Most on-line articles about agile contracts assume that this flavour is used. That’s fine, up to a point. It’s OK for authors and companies to say, “The exploratory flavour is mandatory for our kind of agile”.  As we saw above, there are many kinds of agile and people are perfectly entitled to set the rules for their own work.  However, it is not OK to say, “The exploratory flavour is mandatory for all kinds of agile”.  That misrepresents the beliefs of those who drafted the Agile Manifesto.  It’s also just plain wrong.

On the positive side, the Exploratory flavour is genuinely useful in many contexts and is probably the easiest way for a team to get started with agile. But it’s not the only game in town.

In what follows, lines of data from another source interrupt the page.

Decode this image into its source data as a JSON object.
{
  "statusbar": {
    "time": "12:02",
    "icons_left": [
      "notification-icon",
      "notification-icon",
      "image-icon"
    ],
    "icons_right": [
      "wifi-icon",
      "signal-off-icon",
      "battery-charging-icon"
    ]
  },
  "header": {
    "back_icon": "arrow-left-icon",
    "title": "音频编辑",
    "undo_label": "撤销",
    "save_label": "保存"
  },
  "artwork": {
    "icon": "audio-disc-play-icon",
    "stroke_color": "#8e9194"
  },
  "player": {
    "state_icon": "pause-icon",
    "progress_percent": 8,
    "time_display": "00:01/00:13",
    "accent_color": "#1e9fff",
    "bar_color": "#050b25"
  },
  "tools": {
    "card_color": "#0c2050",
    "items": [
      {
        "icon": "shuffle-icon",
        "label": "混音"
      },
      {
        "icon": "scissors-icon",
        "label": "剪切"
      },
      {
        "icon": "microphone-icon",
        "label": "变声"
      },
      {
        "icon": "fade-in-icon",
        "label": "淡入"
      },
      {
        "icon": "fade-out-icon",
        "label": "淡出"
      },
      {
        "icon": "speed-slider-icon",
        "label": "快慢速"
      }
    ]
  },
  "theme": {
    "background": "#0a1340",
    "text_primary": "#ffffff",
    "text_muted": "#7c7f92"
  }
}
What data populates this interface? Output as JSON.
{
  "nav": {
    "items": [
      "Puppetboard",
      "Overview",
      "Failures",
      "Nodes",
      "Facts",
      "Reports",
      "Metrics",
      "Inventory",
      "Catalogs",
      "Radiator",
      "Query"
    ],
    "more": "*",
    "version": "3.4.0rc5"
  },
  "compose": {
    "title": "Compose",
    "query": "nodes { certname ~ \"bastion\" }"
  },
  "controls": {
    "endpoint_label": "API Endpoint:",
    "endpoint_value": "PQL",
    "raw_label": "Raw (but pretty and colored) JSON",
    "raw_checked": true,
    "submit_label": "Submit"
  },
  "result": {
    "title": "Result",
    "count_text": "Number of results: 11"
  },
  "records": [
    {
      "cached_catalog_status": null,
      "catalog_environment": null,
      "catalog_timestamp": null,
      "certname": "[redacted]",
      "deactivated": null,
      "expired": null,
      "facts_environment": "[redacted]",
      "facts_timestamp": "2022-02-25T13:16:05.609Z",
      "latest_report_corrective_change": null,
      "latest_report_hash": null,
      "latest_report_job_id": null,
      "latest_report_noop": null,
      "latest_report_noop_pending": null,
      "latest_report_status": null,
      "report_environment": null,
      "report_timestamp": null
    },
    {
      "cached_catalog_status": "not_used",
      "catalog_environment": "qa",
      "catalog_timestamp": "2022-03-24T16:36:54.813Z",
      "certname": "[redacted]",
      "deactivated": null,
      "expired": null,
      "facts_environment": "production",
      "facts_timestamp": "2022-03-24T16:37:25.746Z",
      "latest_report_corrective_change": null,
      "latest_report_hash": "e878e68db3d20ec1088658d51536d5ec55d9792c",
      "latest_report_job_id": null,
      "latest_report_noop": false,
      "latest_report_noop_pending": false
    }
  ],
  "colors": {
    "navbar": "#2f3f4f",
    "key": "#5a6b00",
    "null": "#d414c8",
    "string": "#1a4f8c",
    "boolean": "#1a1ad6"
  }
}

Flavour 2: Target-Driven Agile

  • Do have an overall scope.  This scope is defined during the early stages of the project.
  • Expect some changes, refinement and feature-thinning, but on the whole aim to deliver more-or-less the original scope
  • May also have an overall budget , which is also set during the early stages of the project.  The budget might be fixed, or it might be a target with controlled flexibility.
  • Most commonly seen with the FDD and DSDM flavours of agile, but is also possible with Scrum. (In Scrum, you’re allowed to define the backlog up-front, if you want)
  • Useful for environments  where some of the following apply:
    • The project is replacing an existing system.  It only makes sense to conduct the project if we can be reasonably sure of building enough scope to successfully replace the old system, at a price we can afford.
    • The business can’t proceed without knowing what they are getting into – in terms of scope and cost.
    • With a few weeks or months of business analysis, depending on system size, it is actually possible to identify the project scope. Typically the scope would be identified in the form of a few dozen, or maybe a few hundred, “epic” user stories. Preparing such a list likely to be achievable when the project is addressing a known need in an established business. It’s less likely to be possible in startups or R&D.

This is my favourite flavour of agile.  Why? Because its a fair question for the businesses to ask, “What are we getting into?”   If you were about to spend that much money, you’d ask too.  Exploratory Agile dodges the question; Target-Driven Agile answers it.